[BAHAS BUKU #4] • DAYS AT MORISAKI BOOKSHOP - SATOSHI YAGISAWA
Judul: Days at The Morisaki Bookshop
Pengarang: Satoshi Yogisawa
Penerjemah: Eric Ozawa
Penerbit: Harper Perennial
Halaman: 150 halaman
Gimana ya rasanya jika seandainya kita tinggal di sebuah toko buku dan tidur di kamar yang penuh dengan rak buku? Pasti asyik banget. Mau baca buku tinggal ambil aja. Kita pun nggak perlu khawatir kehabisan buku bacaan karena kita punya banyak koleksi buku.
Gimana kalau seandainya, toko buku yang kita tinggali itu merupakan salah satu dari sekian banyaknya toko buku di lingkungan tempat tinggal kita. Setiap toko buku yang ada di sana berbeda-beda, tidak ada toko buku yang menjual buku yang sama. Kalau bosan sama buku yang ada di toko kita sendiri, kita tinggal jalan-jalan aja. Nggak cuma itu, lingkungan tempat kita tinggal ini juga rutin mengadakan festival buku bekas setiap tahunnya! Bisa dibayangkan betapa asyiknya hunting buku-buku langka di festival itu.
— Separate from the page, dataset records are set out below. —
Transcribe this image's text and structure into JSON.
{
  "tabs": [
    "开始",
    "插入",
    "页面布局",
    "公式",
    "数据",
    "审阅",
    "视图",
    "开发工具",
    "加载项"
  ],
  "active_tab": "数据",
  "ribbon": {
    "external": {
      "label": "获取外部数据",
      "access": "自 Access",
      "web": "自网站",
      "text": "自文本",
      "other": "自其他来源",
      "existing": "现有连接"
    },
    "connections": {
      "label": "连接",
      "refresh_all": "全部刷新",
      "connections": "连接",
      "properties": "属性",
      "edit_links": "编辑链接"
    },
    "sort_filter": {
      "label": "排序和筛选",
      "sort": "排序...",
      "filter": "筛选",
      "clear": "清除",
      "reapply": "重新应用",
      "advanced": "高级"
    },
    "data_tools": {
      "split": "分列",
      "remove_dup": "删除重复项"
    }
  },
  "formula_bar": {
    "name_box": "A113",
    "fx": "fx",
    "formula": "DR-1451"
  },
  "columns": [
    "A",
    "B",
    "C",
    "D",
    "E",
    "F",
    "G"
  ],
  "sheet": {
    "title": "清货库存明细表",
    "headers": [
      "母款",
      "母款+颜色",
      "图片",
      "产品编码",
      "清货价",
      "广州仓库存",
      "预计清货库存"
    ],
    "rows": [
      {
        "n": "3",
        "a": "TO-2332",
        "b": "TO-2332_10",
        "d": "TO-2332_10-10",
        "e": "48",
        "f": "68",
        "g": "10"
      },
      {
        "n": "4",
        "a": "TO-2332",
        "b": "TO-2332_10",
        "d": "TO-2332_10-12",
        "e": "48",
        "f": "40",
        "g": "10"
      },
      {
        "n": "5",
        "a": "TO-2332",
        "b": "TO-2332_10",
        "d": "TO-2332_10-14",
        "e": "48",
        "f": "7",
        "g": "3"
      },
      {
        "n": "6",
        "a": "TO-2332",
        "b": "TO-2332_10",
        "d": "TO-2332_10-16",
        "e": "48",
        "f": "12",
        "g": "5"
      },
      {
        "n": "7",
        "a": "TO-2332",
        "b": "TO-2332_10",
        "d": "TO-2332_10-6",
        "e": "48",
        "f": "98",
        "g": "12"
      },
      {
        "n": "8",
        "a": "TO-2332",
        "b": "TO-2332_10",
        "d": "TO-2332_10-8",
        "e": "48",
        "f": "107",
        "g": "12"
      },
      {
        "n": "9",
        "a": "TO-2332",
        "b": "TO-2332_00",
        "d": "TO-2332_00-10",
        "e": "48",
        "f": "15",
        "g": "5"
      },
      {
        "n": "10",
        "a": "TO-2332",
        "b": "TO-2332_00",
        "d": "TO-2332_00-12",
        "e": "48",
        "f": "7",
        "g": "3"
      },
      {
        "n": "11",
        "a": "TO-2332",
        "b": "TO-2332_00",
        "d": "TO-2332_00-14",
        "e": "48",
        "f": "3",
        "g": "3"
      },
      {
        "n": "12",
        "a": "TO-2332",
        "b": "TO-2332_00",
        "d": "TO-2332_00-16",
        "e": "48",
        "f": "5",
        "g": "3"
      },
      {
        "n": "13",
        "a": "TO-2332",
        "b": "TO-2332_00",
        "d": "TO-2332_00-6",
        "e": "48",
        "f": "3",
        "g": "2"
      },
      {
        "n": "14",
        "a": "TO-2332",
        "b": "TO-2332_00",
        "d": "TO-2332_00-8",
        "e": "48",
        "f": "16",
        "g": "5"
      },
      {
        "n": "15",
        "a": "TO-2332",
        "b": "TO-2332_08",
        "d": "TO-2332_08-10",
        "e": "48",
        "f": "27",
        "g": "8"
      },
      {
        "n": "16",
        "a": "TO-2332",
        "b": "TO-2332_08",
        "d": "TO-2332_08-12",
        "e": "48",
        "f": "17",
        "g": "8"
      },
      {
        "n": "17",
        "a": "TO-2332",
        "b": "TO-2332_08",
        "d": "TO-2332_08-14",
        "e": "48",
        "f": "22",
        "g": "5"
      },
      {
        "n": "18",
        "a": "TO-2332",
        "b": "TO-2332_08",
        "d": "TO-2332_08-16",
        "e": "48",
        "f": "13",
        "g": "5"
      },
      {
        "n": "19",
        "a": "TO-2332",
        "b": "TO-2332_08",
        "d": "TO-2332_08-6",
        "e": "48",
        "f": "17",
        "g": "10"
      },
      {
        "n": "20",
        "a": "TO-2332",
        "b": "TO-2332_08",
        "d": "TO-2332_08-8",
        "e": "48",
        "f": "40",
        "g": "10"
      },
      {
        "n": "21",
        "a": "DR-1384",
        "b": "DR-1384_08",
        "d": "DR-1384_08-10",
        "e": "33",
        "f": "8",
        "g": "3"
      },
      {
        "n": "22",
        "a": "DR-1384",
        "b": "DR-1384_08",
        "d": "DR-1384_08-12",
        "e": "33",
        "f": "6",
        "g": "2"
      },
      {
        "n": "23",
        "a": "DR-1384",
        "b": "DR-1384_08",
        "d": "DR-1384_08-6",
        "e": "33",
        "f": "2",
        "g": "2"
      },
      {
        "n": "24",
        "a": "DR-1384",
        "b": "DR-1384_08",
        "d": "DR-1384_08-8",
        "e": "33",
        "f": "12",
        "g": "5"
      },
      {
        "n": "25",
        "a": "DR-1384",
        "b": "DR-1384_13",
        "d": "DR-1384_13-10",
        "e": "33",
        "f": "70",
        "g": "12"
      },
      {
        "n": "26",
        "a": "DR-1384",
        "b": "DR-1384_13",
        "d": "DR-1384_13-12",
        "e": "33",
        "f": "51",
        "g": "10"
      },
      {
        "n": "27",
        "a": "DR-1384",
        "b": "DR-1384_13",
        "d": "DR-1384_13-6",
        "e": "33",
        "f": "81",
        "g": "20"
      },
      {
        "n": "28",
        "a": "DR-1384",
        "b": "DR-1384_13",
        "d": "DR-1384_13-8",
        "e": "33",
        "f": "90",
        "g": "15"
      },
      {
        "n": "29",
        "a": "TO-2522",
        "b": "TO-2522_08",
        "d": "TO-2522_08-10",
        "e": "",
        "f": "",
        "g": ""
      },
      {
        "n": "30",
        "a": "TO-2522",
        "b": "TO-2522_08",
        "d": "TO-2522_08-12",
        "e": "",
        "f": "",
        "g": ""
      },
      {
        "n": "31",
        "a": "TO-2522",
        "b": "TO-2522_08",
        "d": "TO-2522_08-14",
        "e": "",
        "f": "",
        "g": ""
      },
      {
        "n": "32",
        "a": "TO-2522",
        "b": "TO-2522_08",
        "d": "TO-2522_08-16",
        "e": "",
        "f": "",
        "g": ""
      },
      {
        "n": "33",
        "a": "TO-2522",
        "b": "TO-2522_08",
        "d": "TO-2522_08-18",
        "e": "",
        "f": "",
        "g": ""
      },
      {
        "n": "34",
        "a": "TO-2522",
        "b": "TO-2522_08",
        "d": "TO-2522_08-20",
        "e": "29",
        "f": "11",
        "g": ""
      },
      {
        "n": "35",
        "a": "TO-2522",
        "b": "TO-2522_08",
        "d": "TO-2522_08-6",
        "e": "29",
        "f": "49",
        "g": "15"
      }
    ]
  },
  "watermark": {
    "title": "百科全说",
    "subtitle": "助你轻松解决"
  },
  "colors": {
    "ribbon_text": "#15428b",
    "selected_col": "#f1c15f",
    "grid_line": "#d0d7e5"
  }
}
Nah guys, itulah secuil dari kehidupan tokoh utama di novel yang akan kita bahas ini, yaitu Days At Morisaki Bookshop.
Days At Morisaki Bookshop adalah novel yang ditulis oleh Satoshi Yagisawa dan pertama kali diterbitkan di Jepang pada tahun 2009. Versi Bahasa Inggris-nya yang pertama kali diterbitkan oleh Harper Collins pada tahun 2010 dan dialihbahasakan oleh Eric Ozawa. Novel ini sendiri merupakan novel debut Yagisawa-sensei, yang hebatnya berhasil meraih penghargaan di Chiyoda Literature Prize.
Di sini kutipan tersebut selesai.